Earlier this month, the New Hampshire House passed what looks like a tiny change: a 0.05 percentage point cut to the Business Enterprise Tax. But this small number masks big consequences. Based on our research, the proposal would drain tens of millions of dollars from the state budget, could weaken funding for education, health care, and local services, and ultimately shift more costs onto families and property taxpayers, all while offering most businesses savings too small to meaningfully boost hiring or investment. Here’s what the data show, and why it matters for Granite Staters.

First, this proposed change could drain millions from an already-strained state budget. Through examining past BET rate reductions, revenue trends, recent tax filing data, official state revenue projections, and interactions with the Business Profits Tax (BPT), we modeled the likely fiscal and economic effects of the proposed 0.05 percent change in the BET tax rate and found that if the proposed BET rate had been implemented during the current biennial State Budget, it would have cost the state $26 million per year in BET revenue.
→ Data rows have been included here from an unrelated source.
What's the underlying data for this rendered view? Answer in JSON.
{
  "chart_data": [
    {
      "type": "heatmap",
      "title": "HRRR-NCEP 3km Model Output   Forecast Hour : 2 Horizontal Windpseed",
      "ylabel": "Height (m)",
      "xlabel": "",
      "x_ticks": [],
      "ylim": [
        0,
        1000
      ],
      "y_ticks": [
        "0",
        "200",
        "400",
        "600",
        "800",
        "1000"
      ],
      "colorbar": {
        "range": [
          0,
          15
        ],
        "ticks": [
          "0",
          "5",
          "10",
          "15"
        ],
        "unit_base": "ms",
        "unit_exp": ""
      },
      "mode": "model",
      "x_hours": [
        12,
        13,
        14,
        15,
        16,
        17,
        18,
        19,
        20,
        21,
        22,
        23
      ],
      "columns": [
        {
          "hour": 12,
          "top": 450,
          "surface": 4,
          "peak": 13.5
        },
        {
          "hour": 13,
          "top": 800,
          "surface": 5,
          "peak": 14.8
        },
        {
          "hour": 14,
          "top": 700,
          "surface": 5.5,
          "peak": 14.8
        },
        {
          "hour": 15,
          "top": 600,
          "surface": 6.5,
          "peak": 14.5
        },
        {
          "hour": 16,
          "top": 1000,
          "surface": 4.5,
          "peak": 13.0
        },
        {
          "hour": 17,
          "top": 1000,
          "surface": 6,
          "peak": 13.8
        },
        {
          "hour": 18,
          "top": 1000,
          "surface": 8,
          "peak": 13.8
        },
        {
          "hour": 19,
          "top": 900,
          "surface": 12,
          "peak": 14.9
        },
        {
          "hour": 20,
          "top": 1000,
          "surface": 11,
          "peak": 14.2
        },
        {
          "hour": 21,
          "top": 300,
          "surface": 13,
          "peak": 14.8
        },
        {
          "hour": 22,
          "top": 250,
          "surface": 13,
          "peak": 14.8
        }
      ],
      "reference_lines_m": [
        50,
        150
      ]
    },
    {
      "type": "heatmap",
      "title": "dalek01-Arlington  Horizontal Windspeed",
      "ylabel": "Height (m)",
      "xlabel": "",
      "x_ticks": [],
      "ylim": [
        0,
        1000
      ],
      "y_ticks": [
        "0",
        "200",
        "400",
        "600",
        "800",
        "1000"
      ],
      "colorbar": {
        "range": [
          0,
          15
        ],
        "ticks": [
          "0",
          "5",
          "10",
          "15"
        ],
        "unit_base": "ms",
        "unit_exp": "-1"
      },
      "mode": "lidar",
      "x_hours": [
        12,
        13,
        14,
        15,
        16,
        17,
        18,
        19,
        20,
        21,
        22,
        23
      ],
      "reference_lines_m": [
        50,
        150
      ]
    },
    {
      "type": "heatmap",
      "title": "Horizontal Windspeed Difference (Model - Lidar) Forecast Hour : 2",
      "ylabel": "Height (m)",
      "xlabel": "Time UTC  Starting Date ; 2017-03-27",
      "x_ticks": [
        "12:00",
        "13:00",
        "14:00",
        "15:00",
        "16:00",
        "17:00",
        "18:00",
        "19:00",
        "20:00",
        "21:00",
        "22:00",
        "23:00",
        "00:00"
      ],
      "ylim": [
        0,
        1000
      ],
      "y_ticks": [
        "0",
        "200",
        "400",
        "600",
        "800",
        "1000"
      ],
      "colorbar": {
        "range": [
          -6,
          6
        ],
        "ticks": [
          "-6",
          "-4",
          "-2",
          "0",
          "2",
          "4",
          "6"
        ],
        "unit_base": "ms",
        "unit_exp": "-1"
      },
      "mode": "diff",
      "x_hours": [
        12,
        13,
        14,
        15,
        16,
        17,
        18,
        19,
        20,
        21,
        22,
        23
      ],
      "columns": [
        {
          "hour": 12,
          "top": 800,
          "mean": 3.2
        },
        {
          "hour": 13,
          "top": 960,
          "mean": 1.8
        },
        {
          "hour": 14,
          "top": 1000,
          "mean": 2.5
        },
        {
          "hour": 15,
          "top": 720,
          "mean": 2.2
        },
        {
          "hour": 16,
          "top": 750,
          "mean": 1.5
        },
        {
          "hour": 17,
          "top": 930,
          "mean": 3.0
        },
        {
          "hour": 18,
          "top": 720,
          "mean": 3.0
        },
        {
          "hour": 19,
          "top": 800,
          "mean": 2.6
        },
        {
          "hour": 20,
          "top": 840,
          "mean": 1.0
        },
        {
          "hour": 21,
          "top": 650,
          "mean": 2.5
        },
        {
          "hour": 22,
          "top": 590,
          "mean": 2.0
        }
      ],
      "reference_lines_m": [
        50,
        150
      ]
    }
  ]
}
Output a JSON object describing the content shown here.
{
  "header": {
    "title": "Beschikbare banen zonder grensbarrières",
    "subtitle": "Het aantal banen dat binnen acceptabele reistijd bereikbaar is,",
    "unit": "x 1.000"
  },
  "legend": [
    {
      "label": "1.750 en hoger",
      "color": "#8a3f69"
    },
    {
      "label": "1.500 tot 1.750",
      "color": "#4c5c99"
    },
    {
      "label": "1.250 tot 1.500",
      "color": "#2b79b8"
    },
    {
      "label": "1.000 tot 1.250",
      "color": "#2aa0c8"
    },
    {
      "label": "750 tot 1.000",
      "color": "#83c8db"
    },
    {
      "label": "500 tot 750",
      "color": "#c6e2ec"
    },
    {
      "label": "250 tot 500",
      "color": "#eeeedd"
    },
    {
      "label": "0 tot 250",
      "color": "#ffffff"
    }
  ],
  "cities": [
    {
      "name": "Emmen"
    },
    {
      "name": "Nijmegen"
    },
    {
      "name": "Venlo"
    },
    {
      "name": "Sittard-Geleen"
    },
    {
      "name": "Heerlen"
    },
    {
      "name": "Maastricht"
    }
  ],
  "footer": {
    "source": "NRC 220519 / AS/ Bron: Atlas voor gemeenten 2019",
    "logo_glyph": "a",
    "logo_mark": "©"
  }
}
For context, that is equivalent to more than half of last year’s budgets for the New Hampshire Veterans Home, the State Police, or the State’s road and bridge aid to towns and cities. This new annual revenue loss would be on top of the nearly $105 million in BET revenue the State is already set to lose in FY2026 due to prior reductions. These combined business tax cuts are almost twice what the state spent on targeted special education aid over the past two years.